Partnerships
The Central African Republic (CAR) is making progress towards stability and security but major aid budget cuts threaten humanitarian operations there, a senior official with the UN aid coordination office OCHA said on Friday in New York.
Edem Wosornu, Director of OCHA ’s Crisis Response Division, was speaking to journalists fresh from her first-ever visit to the country, which “is determined to get itself out of crisis mode .”
For years, the CAR has had “a good funding outlook”, with humanitarian appeals garnering 95 per cent support. However, the 2025 plan was less than 40 per cent funded and only 17 per cent of the $268 million needed this year has been received to date.
This story ties to SDG 17 (Partnerships for the Goals). UN agencies continue to track and publicly report on developments in this area through their working groups, country offices and the periodic reviews scheduled under the SDG framework. Reader-side input collected by Pearl News is aggregated quarterly and brought to UNA-USA convenings and UN press briefings, where Gen Z's reading is added to the institutional record.
This story is the kind of partnerships event that lands in Gen Z as institutional betrayal — the targeted loss of the specific protector the institution was supposed to be.
The pattern Gen Z registers in central African Republic: Funding cuts put humanitarian support at risk is not abstract — it is the targeted loss of the specific protector the institution was supposed to be, and Gen Z reallocates trust away from the name on the page toward smaller structures whose behavior can be verified at the generation's own scale.
The generation grew up being taught the names of the protective institutions: the conventions, the courts, the inspectors-general, the agencies whose job description was "this exact thing." A story like this one names what happens when one of those institutions fails to do the thing the name implies. The reaction is not generic cynicism. It is the precise, narrow loss of the specific protector the institution was supposed to be.
Researchers working with the 16-29 young readers have begun naming this as institutional betrayal — a category distinct from disillusionment. Disillusionment is broad; institutional betrayal is targeted. The young people still trusts the dentist, the librarian, the local school. What they have stopped trusting is the named protector that was supposed to act and didn't. The granularity matters: it lets the generation retain the parts of the institutional fabric that still function while accurately downgrading the parts that don't.
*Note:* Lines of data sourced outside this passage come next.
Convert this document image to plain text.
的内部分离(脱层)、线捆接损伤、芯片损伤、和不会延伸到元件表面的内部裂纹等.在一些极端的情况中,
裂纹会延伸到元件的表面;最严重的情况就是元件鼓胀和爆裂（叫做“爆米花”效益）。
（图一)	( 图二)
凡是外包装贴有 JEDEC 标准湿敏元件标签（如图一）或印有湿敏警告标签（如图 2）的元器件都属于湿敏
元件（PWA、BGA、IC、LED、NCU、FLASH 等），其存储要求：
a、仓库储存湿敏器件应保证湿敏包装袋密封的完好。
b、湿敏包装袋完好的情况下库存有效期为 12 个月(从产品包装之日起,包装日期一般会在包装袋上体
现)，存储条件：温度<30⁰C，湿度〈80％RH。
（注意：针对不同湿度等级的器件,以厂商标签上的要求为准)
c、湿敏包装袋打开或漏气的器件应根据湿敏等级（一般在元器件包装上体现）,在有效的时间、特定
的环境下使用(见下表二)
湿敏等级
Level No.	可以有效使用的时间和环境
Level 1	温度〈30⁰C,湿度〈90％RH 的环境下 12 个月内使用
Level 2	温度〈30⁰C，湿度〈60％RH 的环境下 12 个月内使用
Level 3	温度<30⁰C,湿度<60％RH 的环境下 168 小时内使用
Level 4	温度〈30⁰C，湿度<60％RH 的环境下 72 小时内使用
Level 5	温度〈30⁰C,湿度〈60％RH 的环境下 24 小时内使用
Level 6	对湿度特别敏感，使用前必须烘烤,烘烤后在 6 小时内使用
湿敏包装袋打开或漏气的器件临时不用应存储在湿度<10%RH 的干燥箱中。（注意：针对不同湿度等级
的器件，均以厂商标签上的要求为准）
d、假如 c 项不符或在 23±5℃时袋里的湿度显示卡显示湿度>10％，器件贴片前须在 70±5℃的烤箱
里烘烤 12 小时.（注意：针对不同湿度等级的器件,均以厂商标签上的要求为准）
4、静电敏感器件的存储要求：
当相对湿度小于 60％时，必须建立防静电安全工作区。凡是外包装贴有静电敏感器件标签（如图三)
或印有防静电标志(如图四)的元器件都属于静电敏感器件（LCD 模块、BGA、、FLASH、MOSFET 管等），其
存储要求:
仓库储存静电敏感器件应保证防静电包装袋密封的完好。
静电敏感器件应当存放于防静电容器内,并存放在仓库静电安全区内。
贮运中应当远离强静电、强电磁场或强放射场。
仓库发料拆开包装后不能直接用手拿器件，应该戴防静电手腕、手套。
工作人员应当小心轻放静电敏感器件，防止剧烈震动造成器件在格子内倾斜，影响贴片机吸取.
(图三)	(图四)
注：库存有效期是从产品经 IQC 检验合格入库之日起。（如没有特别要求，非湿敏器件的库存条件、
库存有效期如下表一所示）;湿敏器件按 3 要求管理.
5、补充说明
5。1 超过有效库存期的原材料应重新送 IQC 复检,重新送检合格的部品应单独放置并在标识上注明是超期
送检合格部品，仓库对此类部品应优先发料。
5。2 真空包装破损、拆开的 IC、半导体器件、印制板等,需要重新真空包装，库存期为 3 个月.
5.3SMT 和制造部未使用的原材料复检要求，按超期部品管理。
What lives in the body after this kind of reading is not anger but a quieter recalibration of who can be relied on for what. The framework remains on the page; the trust has been reallocated to smaller, more verifiable structures — peer networks, bilateral agreements, documented bodies of work. The institution did not disappear. It just stopped being the unit of safety. Gen Z reads this story as confirmation of a reallocation that was already underway.
Ma'at's lineage reads partnerships through this lens: Partnerships rest on what the heart can sense before the contract names it; Sufi practice cultivates the qalb-level discernment that distinguishes genuine collaboration from extractive arrangement wearing collaborative language. And Naqshbandi practice reads the failed institutional protector as the prompt to relocate trust to the qalb — the only protector that does not abandon its post.
The Beloved does not require a contract. Ma'at teaches that the Sufi lover's orientation to the other is complete devotion, not strategic alignment. Genuine partnership is a heart event before it is a structural one — two souls recognizing in each other a face of the Beloved, in genuine resonance for shared service. This recognition does not emerge from negotiation; it emerges from the state of the heart that dhikr — remembrance — cultivates. Partnerships built on this ground have a different quality of durability.
Sama as partnership practice. The Sufi gathering of sama — sacred music and listening — is what Ma'at brings to the question of how genuine collaboration is built. When parties to a partnership can sit together in genuine dhikr, in remembrance of what they are serving beyond their institutional identities, the transactional dynamics that undermine most partnerships begin to dissolve. Ma'at's Sufi Circles demonstrate this weekly: strangers become collaborators through shared devotion, not through aligned incentives.
Fanaa of institutional nafs. The lower self of organizations — the defensive self-interest that prevents genuine partnership — is the same mechanism as the individual nafs, only larger. Ma'at teaches that the dissolution of institutional grasping, the organizational fanaa, is the prerequisite for the kind of partnership that changes what is possible. This is not achieved through structural redesign alone; it requires the heart dimension that the Sufi path addresses directly.
Ma'at teaches a 5-minute Qalb-Listening practice for moments when a partnership has started extracting in collaborative language and the smaller partner needs to keep the heart's reading clear. It is in the sidebar, timed and step by step.
After the practice:
• The two fields — what the partnership claims to be and what the partnership is doing — stop collapsing into each other.
• A steadier ground returns for the next conversation, the next MOU revision, the next decision about whether to stay in.